The Dunedin Blue Jays tend to avoid the wild promotions typical of so many other minor league teams. A big part of that is because the team is owned and operated by the Toronto Blue Jays, who want a certain level of decorum in their spring training home. Also, team officials think their crowds might not, um, appreciate something like a centennial memorial of the Titanic as much as residents and tourists in Fort Myers. Still, the team has managed to schedule some promotions that should be fun, if nothing else — like Gas Price Tickets Night, where all tickets cost as much as a gallon of gasoline, and an attempt to set the Guinness world record for most people simultaneously blowing their gum into a bubble (which is a surprisingly low number).

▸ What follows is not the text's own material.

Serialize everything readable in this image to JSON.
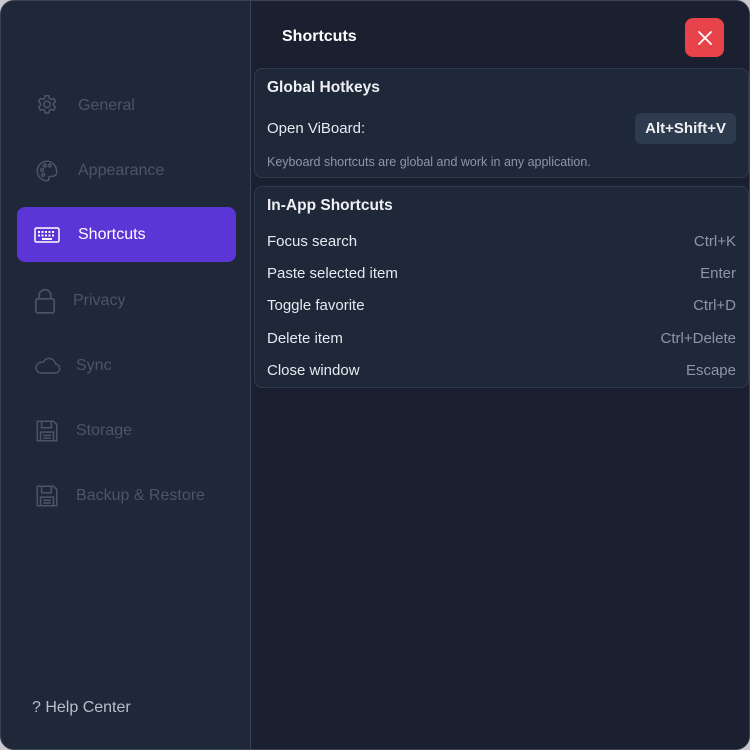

Want the answer? Viera, home of the Brevard County Manatees, checks in at 17,398 residents combined between Viera East and Viera West. About 47 percent of that population could fit in Space Coast Stadium at the same time. Dunedin counted 35,691 residents two years ago during the U.S. Census.
And in random statistical news, the game started one minute later than the scheduled time, the first pitch was a strike, the first batter flied out to right and a recording of “The Star-Spangled Banner” played on the stadium speakers in a crisp 1 minute, 12.7 seconds. (For whatever reason, we thought we would hear “O Canada,” which really is a beautiful national anthem. But the Dunedin Blue Jays have nothing to do with Canada other than their Major League affiliate, which isn’t enough, apparently, to play two anthems before games.) Also, we ate a couple of hot dogs, a dollar bag of popcorn and a pretzel filled with cream cheese. How have we each lost four pounds?